Le Big Bang
Je vous prie tout d’abord de
m’excuser, j’ai eu un accident de voiture avant
de rentrer chez moi et de me mettre à mon ordinateur. Je
vous rassure, sans
aucune gravité, un simple choc. Néanmoins
j’ai un peu mal à la tête. Tout va
bien.
Pour commencer je voudrais vous raconter un fait divers.
Un matin, Georges
Walter Appleby, un jeune homme, se rend à son travail. Il se
trouve donc à
l’arrêt du bus, par hasard juste sur une plaque
d’égout. Or, juste à ce moment,
une violente explosion de gaz se produit dans les égouts.
Georges Walter
Appleby est donc projeté dans les airs. Il retombe
à la verticale de son point
de départ, la plaque d’égout, ou du
moins le trou, puisque la plaque s’est
volatilisée. Il patauge un bon moment, réussit
à ressortir, boueux et
contusionné. Il se retrouve un peu plus loin sur le
trottoir, juste sur une
seconde plaque d’égout. Celle-ci explose
à son tour et le malheureux Georges
Walter Appleby est de nouveau projeté dans les airs. Il
atterrit sur le toit
d’une maison voisine, où il s’accroche
à une antenne de télévision.
À l’arrivée
des pompiers, et malgré les injonctions de ces derniers, il
refuse de
descendre. Finalement il fallut scier l’antenne de
télévision et l’anesthésier
(Georges Walter Appleby, pas l’antenne de
télévision) pour les séparer (Georges
Walter Appleby et l’antenne de
télévision).
Je viens de vous raconter deux histoires.
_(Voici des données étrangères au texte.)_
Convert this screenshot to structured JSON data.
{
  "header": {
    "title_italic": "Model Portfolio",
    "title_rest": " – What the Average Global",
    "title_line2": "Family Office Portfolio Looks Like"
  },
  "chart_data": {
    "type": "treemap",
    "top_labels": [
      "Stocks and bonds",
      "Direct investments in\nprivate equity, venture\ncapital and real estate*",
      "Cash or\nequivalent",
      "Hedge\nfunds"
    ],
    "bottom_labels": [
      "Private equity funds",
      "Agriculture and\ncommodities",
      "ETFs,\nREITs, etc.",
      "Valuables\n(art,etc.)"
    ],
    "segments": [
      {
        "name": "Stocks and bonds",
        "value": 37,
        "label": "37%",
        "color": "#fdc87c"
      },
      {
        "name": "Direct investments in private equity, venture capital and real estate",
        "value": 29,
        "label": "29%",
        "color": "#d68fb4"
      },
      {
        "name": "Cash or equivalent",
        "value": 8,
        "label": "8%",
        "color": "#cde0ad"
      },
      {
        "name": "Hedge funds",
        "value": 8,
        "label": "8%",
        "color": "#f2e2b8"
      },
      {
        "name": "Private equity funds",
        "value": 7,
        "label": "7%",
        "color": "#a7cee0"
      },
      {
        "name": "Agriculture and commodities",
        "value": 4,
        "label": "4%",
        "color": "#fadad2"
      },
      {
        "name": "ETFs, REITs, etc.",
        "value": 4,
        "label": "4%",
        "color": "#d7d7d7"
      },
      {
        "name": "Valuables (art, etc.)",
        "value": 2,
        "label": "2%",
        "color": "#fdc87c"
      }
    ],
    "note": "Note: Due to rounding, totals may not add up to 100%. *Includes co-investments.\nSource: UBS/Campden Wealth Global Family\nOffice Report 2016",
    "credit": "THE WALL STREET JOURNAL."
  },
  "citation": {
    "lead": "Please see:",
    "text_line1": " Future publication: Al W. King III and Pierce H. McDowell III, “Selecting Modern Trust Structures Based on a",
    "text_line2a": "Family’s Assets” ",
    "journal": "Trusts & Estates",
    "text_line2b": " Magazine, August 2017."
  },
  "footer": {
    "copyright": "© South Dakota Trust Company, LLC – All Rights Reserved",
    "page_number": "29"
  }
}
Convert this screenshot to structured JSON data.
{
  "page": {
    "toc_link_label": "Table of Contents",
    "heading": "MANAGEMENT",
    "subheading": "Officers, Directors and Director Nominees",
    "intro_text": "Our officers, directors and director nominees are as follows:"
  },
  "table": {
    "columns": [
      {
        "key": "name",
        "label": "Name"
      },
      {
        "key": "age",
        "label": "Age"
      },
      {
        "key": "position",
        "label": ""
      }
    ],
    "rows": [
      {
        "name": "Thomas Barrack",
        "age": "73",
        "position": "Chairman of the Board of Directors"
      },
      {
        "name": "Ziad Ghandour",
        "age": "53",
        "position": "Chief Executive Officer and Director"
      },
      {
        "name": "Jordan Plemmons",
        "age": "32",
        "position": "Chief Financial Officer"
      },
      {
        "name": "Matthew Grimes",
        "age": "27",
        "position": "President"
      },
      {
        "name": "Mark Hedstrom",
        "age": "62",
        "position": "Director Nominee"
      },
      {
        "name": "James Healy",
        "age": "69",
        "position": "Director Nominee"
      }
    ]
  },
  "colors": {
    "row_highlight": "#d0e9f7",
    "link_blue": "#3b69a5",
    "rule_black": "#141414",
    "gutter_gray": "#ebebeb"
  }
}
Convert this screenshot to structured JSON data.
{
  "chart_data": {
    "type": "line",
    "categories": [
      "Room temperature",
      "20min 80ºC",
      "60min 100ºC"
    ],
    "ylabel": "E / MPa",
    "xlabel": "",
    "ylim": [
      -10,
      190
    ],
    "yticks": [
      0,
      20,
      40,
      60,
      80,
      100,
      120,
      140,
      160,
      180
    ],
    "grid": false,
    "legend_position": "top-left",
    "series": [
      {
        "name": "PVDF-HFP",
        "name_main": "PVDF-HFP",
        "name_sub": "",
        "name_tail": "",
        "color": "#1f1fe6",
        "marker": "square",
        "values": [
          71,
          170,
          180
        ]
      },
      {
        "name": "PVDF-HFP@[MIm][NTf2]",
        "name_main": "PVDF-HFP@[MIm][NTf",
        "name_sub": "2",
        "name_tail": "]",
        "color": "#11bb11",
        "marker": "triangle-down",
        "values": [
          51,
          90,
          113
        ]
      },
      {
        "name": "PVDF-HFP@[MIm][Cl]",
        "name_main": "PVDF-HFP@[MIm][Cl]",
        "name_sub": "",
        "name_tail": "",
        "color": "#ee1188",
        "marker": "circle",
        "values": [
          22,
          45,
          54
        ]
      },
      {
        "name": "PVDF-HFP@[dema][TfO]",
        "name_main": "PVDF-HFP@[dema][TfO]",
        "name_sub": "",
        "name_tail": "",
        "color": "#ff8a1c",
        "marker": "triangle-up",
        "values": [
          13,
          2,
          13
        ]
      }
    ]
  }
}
La
première est tout à fait
vraisemblable, et je remercie tous ceux qui m’ont cru, et
encore plus ceux qui
se sont inquiété. Cependant je dois à
la vérité d’avouer que je
n’ai été
victime d’aucun accident de voiture ce soir. Cela aurait pu
se produire (tous
ceux qui me connaissent bien s’étonnent que cela
ne m’arrive pas plus souvent) et
j’aurais pu avoir mal à la tête. Mais ce
n’est pas vrai.
En revanche l’aventure de Georges Walter
Appleby et des bouches d’égout,
digne des plus délirants films burlesques d’Harold
Lloyd ou de Buster Keaton,
et à laquelle certains d’entre vous
n’ont peut-être pas accordé foi (et on
les
comprend) s’est réellement produite, à
Brisbane en Australie, il y a quelques
décennies.
Ainsi donc vous m’avez fait
l’amitié de croire ce qui était faux et
de ne
pas croire ce qui était vrai.
Si je vous ai gratifié de cette longue
introduction, car c’en est une, c’est
parce que, en ces temps où nous ne savons plus en quoi
croire, j’ai entrepris
de me demander en quoi nous croyons, et pourquoi nous y croyons. Afin
de le
faire, j’ai choisi non pas de me pencher sur les faits divers
aussi
croustillants puissent-ils être, mais sur des questions de
plus d’importance,
je veux parler de la cosmogonie. Qu’est-ce ? Des
récits de la naissance du
monde. J’en ai sélectionné trois, de
genres différents.
Le premier récit est tahitien. Il
évoque le personnage de Ta’aroa,
l’ancêtre
de tous les dieux, qui tourne, enfermé dans ses coquilles,
dans l’espace de
l’obscurité permanente. Mais un jour il en a
assez, il frappe sa coquille et
celle-ci se brise. Ta’aroa se retrouve seul dans le vide et
personne ni rien ne
répond à ses cris. Il est fort en
colère. Il renverse alors une de ses
coquilles pour en faire un dôme pour le ciel. Il utilisa une
autre de ses
coquilles pour le roc et pour le sable. Il fit de son épine
dorsale une chaîne
de montagnes, de ses côtes les flancs des montagnes, de ses
viscères les grands
nuages qui flottent, de sa chair la richesse de la terre, de ses bras
et ses
jambes la force de la terre, de ses ongles de main et de pied les
écailles et
les carapaces des poissons, de ses plumes les arbres, les buissons et
les
plantes grimpantes pour vêtir la terre, et le sang de
Ta’aroa s’échauffa et
s’en fut rougir le ciel et les arcs-en-ciel.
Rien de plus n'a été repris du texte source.